Ve “siyah adam”ın son sorusu:
“-Tanrım, öyleyse beni neden Afrika’da değil de Amerika’da dünyaya getirdin?”
.......................
Tanrı’nın cevabı herhalde bugün veriliyor:
“-ABD’ye başkan olman için... Amerika’yı ve dünyayı değiştirmen için.”
DERSİMİZ DEMOKRASİ
Seçimlerden birkaç gün önce Obama’yı TV programında izledim.
Sorulardan biri McCain’i iğneler nitelikteydi.
Obama’nın cevabı şöyle oldu:
“Mr. McCain bir kahramandır. Amerika için savaşmıştır. Başkan seçilirsem, bazı alanlarda beraber çalışmak isterim. Bundan şeref duyarım.”
Bu cevaptan etkilenmemek mümkün değil. Türkiye’deki siyasetçiler de Obama’nın rakibi için bu değerlendirmesini ve yaklaşımını bir “demokrasi dersi” olarak algılamalı.
Seçim sonuçları açıklandıktan sonra McCain’in konuşması da demokrasi bilincini yansıtıyor:
“Seçim sonuçları açıklanıncaya kadar Obama rakibimdi. Şimdi o artık benim rakibim değil başkanımdır.
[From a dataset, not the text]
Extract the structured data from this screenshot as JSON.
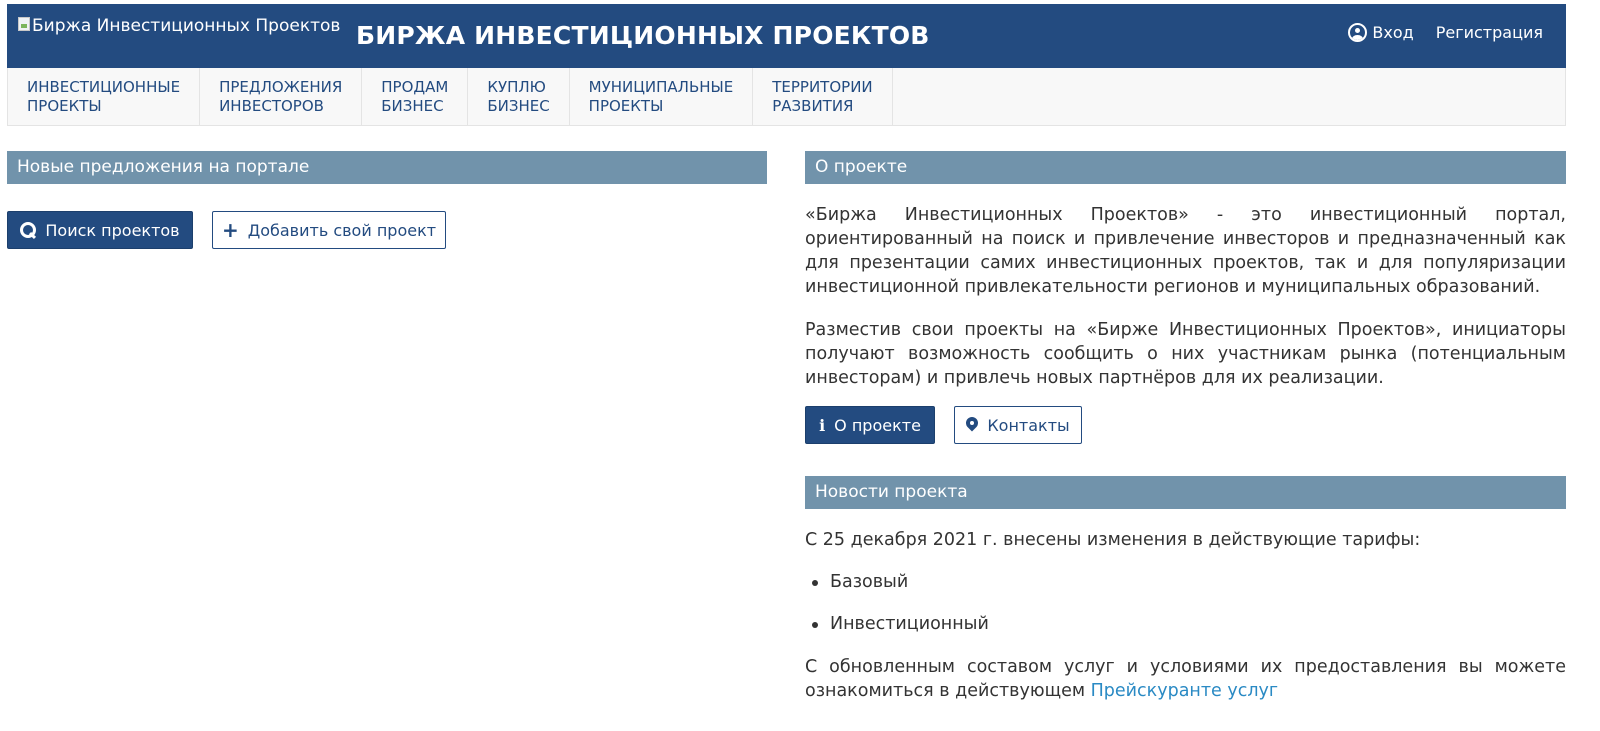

Bütün Amerika ulusu, onun etrafında kenetlenmeliyiz....”
Gerek Obama’nın, gerek McCain’in başkan adaylıkları açıklandığında, “Yerkürenin süper büyüğünün Beyaz Ev -Beyaz Saray deyimini kullanmıyorum- için bulabildiği bunlar mı?” diye dudak bükenler, herhalde şimdi farklı düşünüyor olmalılar.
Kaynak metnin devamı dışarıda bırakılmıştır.